Il riferimento alla mostruosità è, quindi, sempre soggetto ad una duplice considerazione (positiva e negativa) poiché ciò che è diverso incute timore e allo stesso tempo attrazione.

L’uomo medievale rappresentava attraverso l’ingigantimento delle membra o l’applicazione di parti animali a soggetti umani, l’acquisizione di quelle facoltà che altrimenti egli non avrebbe posseduto in natura.

Secondo la legge detta della “pars pro toto”, si credeva infatti che fosse sufficiente impadronirsi della parte di un qualsiasi animale per poterne acquisire le caratteristiche, siano esse potenza, velocità o eleganza. Si passò così ad unire parti diverse di animali con lo scopo di generare un essere ibrido capace di assommare tutte le caratteristiche possedute dai singoli frammenti.

Non a caso i primi esseri nati seguendo questo principio sono le semidivinità: creature poste a metà tra gli dei e gli esseri umani. Individui cioè che si credeva abitassero sia gli Inferi che i luoghi più lontani e desolati della terra.

Uno dei più curiosi “ibridi” nella multiforme schiera delle divinità indiane, ad esempio, è il dio Ganesha, dal corpo umano e la testa di un elefante. In origine il dio aveva forma interamente umana ed era stato scelto dalla dea Parvati come guardiano delle proprie stanze. Il dio aveva assolto al suo compito con tale devozione da impedire anche allo sposo di Parvati, Shiva, di entrare nelle stanze della dea. Così, il dio adirato lo punì decapitandolo. Pentitosene, più tardi, innestò sul corpo di Ganesha la testa del primo animale incontrato, un elefante.

Si conoscono però anche situazioni inverse, come nel mito greco di Edipo che giunto a Tebe risolve l’enigma della Sfinge, creatura dal volto e seno di donna ma corpo, zampe e coda di leone. Apollodoro quando parla di questa creatura la definisce figlia di Echidna e Tifone, ambedue mostri dalle caratteristiche serpentine.

Questi esseri straordinari, finirono così per dominare le saghe mitologiche, riempiendo interi frammenti di documenti di natura zoologica, filosofica e storica.

Logicamente se in un primo momento si crearono divinità capaci di assommare aspetti umani (necessari a renderli più familiare e in qualche modo vicini ai comuni mortali) e animali – al fine di generare un essere eletto – successivamente si amplificarono quelle caratteristiche al punto di creare vere e proprie aberrazioni come la manticora, creatura mostruosa a metà fra un drago, un leone e un essere umano o le arpie, donne uccello mangiatrici di carne umana.
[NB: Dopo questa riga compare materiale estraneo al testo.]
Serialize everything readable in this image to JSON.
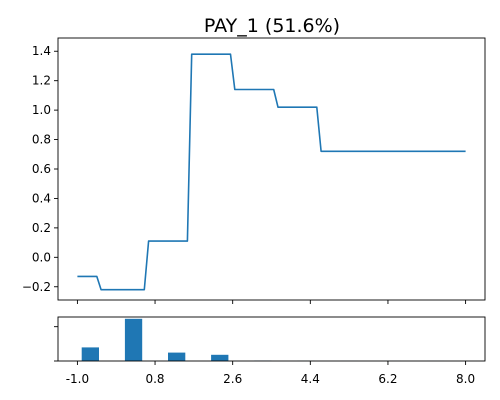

Con il Cristianesimo, però, questo universo di divinità-ibride viene meno e l’uomo diventa la sola creatura eletta da Dio. Come tale, con le sue sole forze e la sua fede, può contrastare e vincere quelle antiche divinità un tempo venerate e invidiate, divenute poi simbolo del male e riflesso di una società dominata dalla magia e dalla superstizione. Nel Medioevo, non a caso, si consolida la leggenda del lupo mannaro.

Solo durante il periodo illuminista e con l’avvento delle “scienze evolute” la mostruosità cambia definitivamente aspetto finendo per essere relegata in un angolo della società, modificata o in certi casi accettata.

Ma, nell’immaginario collettivo, creature come quelle che abbiamo finora nominato sono davvero venute meno? E tutt’ora sono sufficienti le conoscenze che possediamo per dire di non poter credere più all’esistenza di licantropi e sirene? Ebbene no. È sufficiente pensare alle schiere di antropologi e avventurieri alla continua ricerca di creature come il Sasquatch – più noto a tutti come il Big Foot – il Chupacabras o l’inquietante Mothman, l’uomo falena.

Chimere, lamie e manticore continueranno ad esistere e se mai inizieranno a sbiadire nella mente umana, quest’ultima farà in modo di riportarli in vita. E anche quando una creatura mitologica apparirà ormai anacronistica, l’uomo la sostituirà con qualcosa di contemporaneo come macchine umanoidi o esseri umani stessi che, attraverso stravaganti ricombinazioni genetiche, consone alla nostra epoca, diventeranno creature altrettanto fantastiche. In altre parole l’uomo sarà sempre pronto a riattivare quel processo di fantastica combinazione fra esseri diversi, essendo questa una necessità ineludibile della collettività utile a ristabilire un equilibrio.